Звонит телефон, к телефону подходит сын, пятнадцатилетний Ваня, чернявый, скуластый, похожий на отца. Он берет трубку; в трубке слышится голос. Какое-то время он шепчет, но голос становится громче с каждой фразой. «Обязательно должны прийти, Санёк, – говорит он, – Решается судьба нашей Родины».

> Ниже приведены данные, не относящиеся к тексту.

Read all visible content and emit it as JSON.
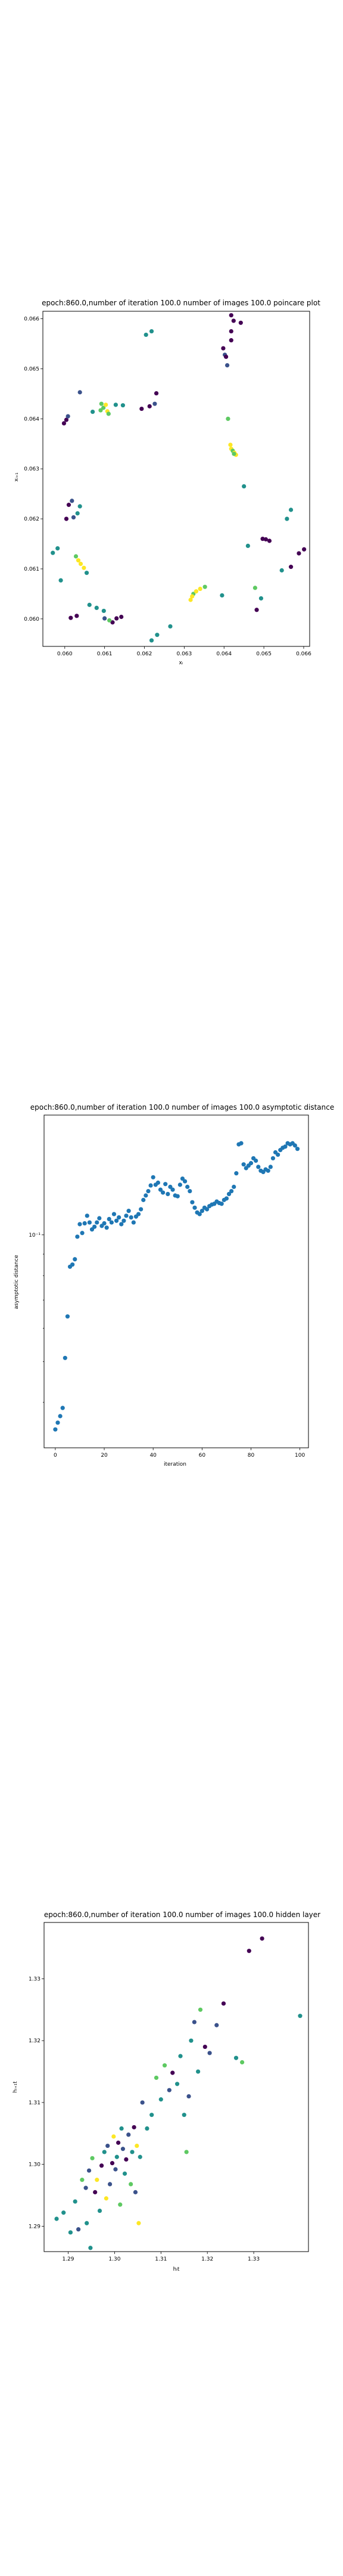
{
  "chart_data": [
    {
      "type": "scatter",
      "title": "epoch:860.0,number of iteration 100.0 number of images 100.0 poincare plot",
      "xlabel": "xᵢ",
      "ylabel": "xᵢ₊₁",
      "xlim": [
        0.05945,
        0.06615
      ],
      "ylim": [
        0.05945,
        0.06615
      ],
      "xticks": [
        0.06,
        0.061,
        0.062,
        0.063,
        0.064,
        0.065,
        0.066
      ],
      "xtick_labels": [
        "0.060",
        "0.061",
        "0.062",
        "0.063",
        "0.064",
        "0.065",
        "0.066"
      ],
      "yticks": [
        0.06,
        0.061,
        0.062,
        0.063,
        0.064,
        0.065,
        0.066
      ],
      "ytick_labels": [
        "0.060",
        "0.061",
        "0.062",
        "0.063",
        "0.064",
        "0.065",
        "0.066"
      ],
      "grid": false,
      "colormap": "viridis",
      "colors": [
        "#440154",
        "#3b528b",
        "#21918c",
        "#5ec962",
        "#fde725"
      ],
      "points": [
        [
          0.05998,
          0.06391,
          0
        ],
        [
          0.06004,
          0.06398,
          0
        ],
        [
          0.06008,
          0.06405,
          1
        ],
        [
          0.06038,
          0.06453,
          1
        ],
        [
          0.0607,
          0.06414,
          2
        ],
        [
          0.0609,
          0.06417,
          3
        ],
        [
          0.06097,
          0.06422,
          3
        ],
        [
          0.06103,
          0.06428,
          4
        ],
        [
          0.06092,
          0.0643,
          3
        ],
        [
          0.06107,
          0.06415,
          4
        ],
        [
          0.0611,
          0.0641,
          3
        ],
        [
          0.06128,
          0.06428,
          2
        ],
        [
          0.06146,
          0.06427,
          2
        ],
        [
          0.06193,
          0.0642,
          0
        ],
        [
          0.06213,
          0.06425,
          0
        ],
        [
          0.06226,
          0.0643,
          1
        ],
        [
          0.0623,
          0.06451,
          0
        ],
        [
          0.06204,
          0.06568,
          2
        ],
        [
          0.06218,
          0.06575,
          2
        ],
        [
          0.06398,
          0.06541,
          0
        ],
        [
          0.06402,
          0.06528,
          1
        ],
        [
          0.06408,
          0.06507,
          1
        ],
        [
          0.06405,
          0.06524,
          0
        ],
        [
          0.06418,
          0.06557,
          0
        ],
        [
          0.06418,
          0.06575,
          0
        ],
        [
          0.06424,
          0.06596,
          0
        ],
        [
          0.06442,
          0.06592,
          0
        ],
        [
          0.06418,
          0.06607,
          0
        ],
        [
          0.0641,
          0.064,
          3
        ],
        [
          0.06416,
          0.06348,
          4
        ],
        [
          0.06418,
          0.0634,
          4
        ],
        [
          0.06422,
          0.06336,
          3
        ],
        [
          0.06426,
          0.06332,
          4
        ],
        [
          0.0643,
          0.06328,
          4
        ],
        [
          0.06425,
          0.0633,
          3
        ],
        [
          0.0645,
          0.06265,
          2
        ],
        [
          0.0646,
          0.06146,
          2
        ],
        [
          0.06497,
          0.0616,
          0
        ],
        [
          0.06505,
          0.06159,
          0
        ],
        [
          0.06514,
          0.06156,
          0
        ],
        [
          0.06478,
          0.06062,
          3
        ],
        [
          0.06493,
          0.06041,
          2
        ],
        [
          0.06482,
          0.06018,
          0
        ],
        [
          0.06545,
          0.06097,
          2
        ],
        [
          0.06558,
          0.062,
          2
        ],
        [
          0.06568,
          0.06218,
          2
        ],
        [
          0.06568,
          0.06104,
          0
        ],
        [
          0.06588,
          0.06131,
          0
        ],
        [
          0.06601,
          0.06139,
          0
        ],
        [
          0.0597,
          0.06132,
          2
        ],
        [
          0.05982,
          0.06141,
          2
        ],
        [
          0.0599,
          0.06077,
          2
        ],
        [
          0.06004,
          0.062,
          0
        ],
        [
          0.0601,
          0.06228,
          0
        ],
        [
          0.06018,
          0.06236,
          1
        ],
        [
          0.06022,
          0.06203,
          1
        ],
        [
          0.06032,
          0.06211,
          2
        ],
        [
          0.06038,
          0.06225,
          2
        ],
        [
          0.06028,
          0.06125,
          3
        ],
        [
          0.06034,
          0.06117,
          4
        ],
        [
          0.0604,
          0.0611,
          4
        ],
        [
          0.06048,
          0.06102,
          4
        ],
        [
          0.06055,
          0.06092,
          2
        ],
        [
          0.06015,
          0.06002,
          0
        ],
        [
          0.0603,
          0.06006,
          0
        ],
        [
          0.06062,
          0.06028,
          2
        ],
        [
          0.0608,
          0.06022,
          2
        ],
        [
          0.06098,
          0.06016,
          2
        ],
        [
          0.061,
          0.06001,
          1
        ],
        [
          0.0612,
          0.05993,
          0
        ],
        [
          0.0613,
          0.06001,
          0
        ],
        [
          0.06142,
          0.06004,
          0
        ],
        [
          0.06112,
          0.05997,
          3
        ],
        [
          0.06218,
          0.05957,
          2
        ],
        [
          0.06232,
          0.05968,
          2
        ],
        [
          0.06265,
          0.05985,
          2
        ],
        [
          0.06316,
          0.06038,
          4
        ],
        [
          0.06323,
          0.0605,
          3
        ],
        [
          0.0633,
          0.06055,
          4
        ],
        [
          0.0634,
          0.0606,
          4
        ],
        [
          0.06352,
          0.06064,
          3
        ],
        [
          0.0632,
          0.06045,
          4
        ],
        [
          0.06395,
          0.06047,
          2
        ]
      ]
    },
    {
      "type": "scatter",
      "title": "epoch:860.0,number of iteration 100.0  number of images 100.0 asymptotic distance",
      "xlabel": "iteration",
      "ylabel": "asymptotic distance",
      "yscale": "log",
      "xlim": [
        -4.6,
        103.5
      ],
      "ylim": [
        0.0312,
        0.1925
      ],
      "xticks": [
        0,
        20,
        40,
        60,
        80,
        100
      ],
      "xtick_labels": [
        "0",
        "20",
        "40",
        "60",
        "80",
        "100"
      ],
      "ytick_major": [
        0.1
      ],
      "ytick_labels": [
        "10⁻¹"
      ],
      "grid": false,
      "color": "#1f77b4",
      "x": [
        0,
        1,
        2,
        3,
        4,
        5,
        6,
        7,
        8,
        9,
        10,
        11,
        12,
        13,
        14,
        15,
        16,
        17,
        18,
        19,
        20,
        21,
        22,
        23,
        24,
        25,
        26,
        27,
        28,
        29,
        30,
        31,
        32,
        33,
        34,
        35,
        36,
        37,
        38,
        39,
        40,
        41,
        42,
        43,
        44,
        45,
        46,
        47,
        48,
        49,
        50,
        51,
        52,
        53,
        54,
        55,
        56,
        57,
        58,
        59,
        60,
        61,
        62,
        63,
        64,
        65,
        66,
        67,
        68,
        69,
        70,
        71,
        72,
        73,
        74,
        75,
        76,
        77,
        78,
        79,
        80,
        81,
        82,
        83,
        84,
        85,
        86,
        87,
        88,
        89,
        90,
        91,
        92,
        93,
        94,
        95,
        96,
        97,
        98,
        99
      ],
      "y": [
        0.0345,
        0.0358,
        0.0371,
        0.0388,
        0.051,
        0.064,
        0.084,
        0.085,
        0.0875,
        0.099,
        0.106,
        0.101,
        0.1065,
        0.111,
        0.107,
        0.103,
        0.1045,
        0.107,
        0.1095,
        0.105,
        0.1065,
        0.104,
        0.109,
        0.107,
        0.112,
        0.108,
        0.11,
        0.106,
        0.108,
        0.111,
        0.114,
        0.11,
        0.107,
        0.1105,
        0.112,
        0.115,
        0.121,
        0.124,
        0.127,
        0.131,
        0.137,
        0.1315,
        0.133,
        0.128,
        0.126,
        0.132,
        0.125,
        0.13,
        0.128,
        0.124,
        0.1235,
        0.1315,
        0.136,
        0.134,
        0.13,
        0.127,
        0.1195,
        0.116,
        0.113,
        0.112,
        0.114,
        0.116,
        0.115,
        0.117,
        0.118,
        0.1185,
        0.12,
        0.119,
        0.1185,
        0.121,
        0.122,
        0.125,
        0.127,
        0.13,
        0.14,
        0.164,
        0.165,
        0.147,
        0.144,
        0.146,
        0.148,
        0.152,
        0.15,
        0.145,
        0.142,
        0.141,
        0.143,
        0.142,
        0.145,
        0.152,
        0.157,
        0.155,
        0.159,
        0.161,
        0.162,
        0.165,
        0.164,
        0.165,
        0.163,
        0.16
      ]
    },
    {
      "type": "scatter",
      "title": "epoch:860.0,number of iteration 100.0  number of images 100.0 hidden layer",
      "xlabel": "hᵢt",
      "ylabel": "hᵢ₊₁t",
      "xlim": [
        1.2848,
        1.3418
      ],
      "ylim": [
        1.2859,
        1.3391
      ],
      "xticks": [
        1.29,
        1.3,
        1.31,
        1.32,
        1.33
      ],
      "xtick_labels": [
        "1.29",
        "1.30",
        "1.31",
        "1.32",
        "1.33"
      ],
      "yticks": [
        1.29,
        1.3,
        1.31,
        1.32,
        1.33
      ],
      "ytick_labels": [
        "1.29",
        "1.30",
        "1.31",
        "1.32",
        "1.33"
      ],
      "grid": false,
      "colormap": "viridis",
      "colors": [
        "#440154",
        "#3b528b",
        "#21918c",
        "#5ec962",
        "#fde725"
      ],
      "points": [
        [
          1.2875,
          1.2912,
          2
        ],
        [
          1.289,
          1.2922,
          2
        ],
        [
          1.2905,
          1.289,
          2
        ],
        [
          1.2915,
          1.294,
          2
        ],
        [
          1.2922,
          1.2895,
          1
        ],
        [
          1.293,
          1.2975,
          3
        ],
        [
          1.294,
          1.2905,
          2
        ],
        [
          1.2948,
          1.2865,
          2
        ],
        [
          1.2938,
          1.2962,
          1
        ],
        [
          1.2945,
          1.299,
          1
        ],
        [
          1.2952,
          1.301,
          3
        ],
        [
          1.2958,
          1.2955,
          0
        ],
        [
          1.2962,
          1.2975,
          4
        ],
        [
          1.2968,
          1.2925,
          2
        ],
        [
          1.2972,
          1.2998,
          0
        ],
        [
          1.2978,
          1.302,
          2
        ],
        [
          1.2982,
          1.2945,
          4
        ],
        [
          1.2985,
          1.303,
          1
        ],
        [
          1.299,
          1.2968,
          1
        ],
        [
          1.2995,
          1.3002,
          0
        ],
        [
          1.2998,
          1.3045,
          4
        ],
        [
          1.3002,
          1.2992,
          1
        ],
        [
          1.3005,
          1.3012,
          2
        ],
        [
          1.3008,
          1.3035,
          0
        ],
        [
          1.3012,
          1.2935,
          3
        ],
        [
          1.3015,
          1.3058,
          2
        ],
        [
          1.3018,
          1.3025,
          1
        ],
        [
          1.3022,
          1.2985,
          2
        ],
        [
          1.3025,
          1.3008,
          0
        ],
        [
          1.303,
          1.3048,
          1
        ],
        [
          1.3035,
          1.2968,
          3
        ],
        [
          1.3038,
          1.302,
          2
        ],
        [
          1.3042,
          1.306,
          0
        ],
        [
          1.3045,
          1.2955,
          1
        ],
        [
          1.3048,
          1.303,
          4
        ],
        [
          1.3052,
          1.2905,
          4
        ],
        [
          1.3055,
          1.3012,
          2
        ],
        [
          1.306,
          1.31,
          1
        ],
        [
          1.307,
          1.3058,
          2
        ],
        [
          1.308,
          1.308,
          2
        ],
        [
          1.309,
          1.314,
          3
        ],
        [
          1.31,
          1.3105,
          2
        ],
        [
          1.3108,
          1.316,
          3
        ],
        [
          1.3118,
          1.312,
          1
        ],
        [
          1.3125,
          1.3148,
          0
        ],
        [
          1.3135,
          1.313,
          2
        ],
        [
          1.3142,
          1.3175,
          2
        ],
        [
          1.315,
          1.308,
          2
        ],
        [
          1.3155,
          1.302,
          3
        ],
        [
          1.316,
          1.311,
          1
        ],
        [
          1.3165,
          1.32,
          2
        ],
        [
          1.3172,
          1.323,
          1
        ],
        [
          1.318,
          1.315,
          2
        ],
        [
          1.3185,
          1.325,
          3
        ],
        [
          1.3195,
          1.319,
          0
        ],
        [
          1.3205,
          1.318,
          1
        ],
        [
          1.322,
          1.3225,
          1
        ],
        [
          1.3235,
          1.326,
          0
        ],
        [
          1.3262,
          1.3172,
          2
        ],
        [
          1.3275,
          1.3165,
          3
        ],
        [
          1.329,
          1.3345,
          0
        ],
        [
          1.3318,
          1.3365,
          0
        ],
        [
          1.34,
          1.324,
          2
        ]
      ]
    }
  ]
}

По телевизору прекращается реклама. Горь отключает «мьют» и невероятно отчетливо, будто низкий бас диктора минует алкогольный туман, слышит: «…человек – это единственное животное на планете, способное сопротивляться инстинкту самосохранения».
Блюз
Глаза чуть привыкли к отсутствию света, и стало понятно, что в помещении осталось еще несколько мест, резко выхваченных солнцем – груда хлама на самом дальнем конце чердака, вёдра, поставленные под щели, куда копится дождевая вода. Ближайший ко мне пылевой переливающийся столб цепляет старую ванну с затертой белой эмалью по краям, рядом груда советских плакатов. Я подхожу к ней – «Ленин на лесоповале», «Ленин в октябре», «Залп авроры», «Интернационал» – на последней вокруг земного шара с вилами стоят араб, славянин, африканец и азиат, Если бы плакат рисовали сейчас, думаю я, их бы нарисовали с клавиатурами.
Под плакатами обнаруживается несколько виниловых пластинок, явно из детства, и, как вспышки стробоскопа – мелькают кадры огромной комнаты с окнами до потолка и синими, непрозрачными шторами, полумрак и звуки иголки по винилу. Я лежу в кровати, я должен уснуть, мне говорят, что, чтобы лучше уснуть, надо отвернуться к стенке. Я долго и упорно смотрю в стену, на обои, рельеф, и вижу в расплывающемся бежевом узоре поля, горы и животных.
Пластинок немного – детские сказки, «Алиса в стране чудес», «Бременские музыканты». Старый, золотозубый John Lee Hooker. Картина улыбчивого негра в шляпе и черных очках. Всю жизнь, роком меня сопровождала черная музыка – она звучала параллельно сказкам – папа ставил тяжелый пошлый рэп IceT, мать любила джаз.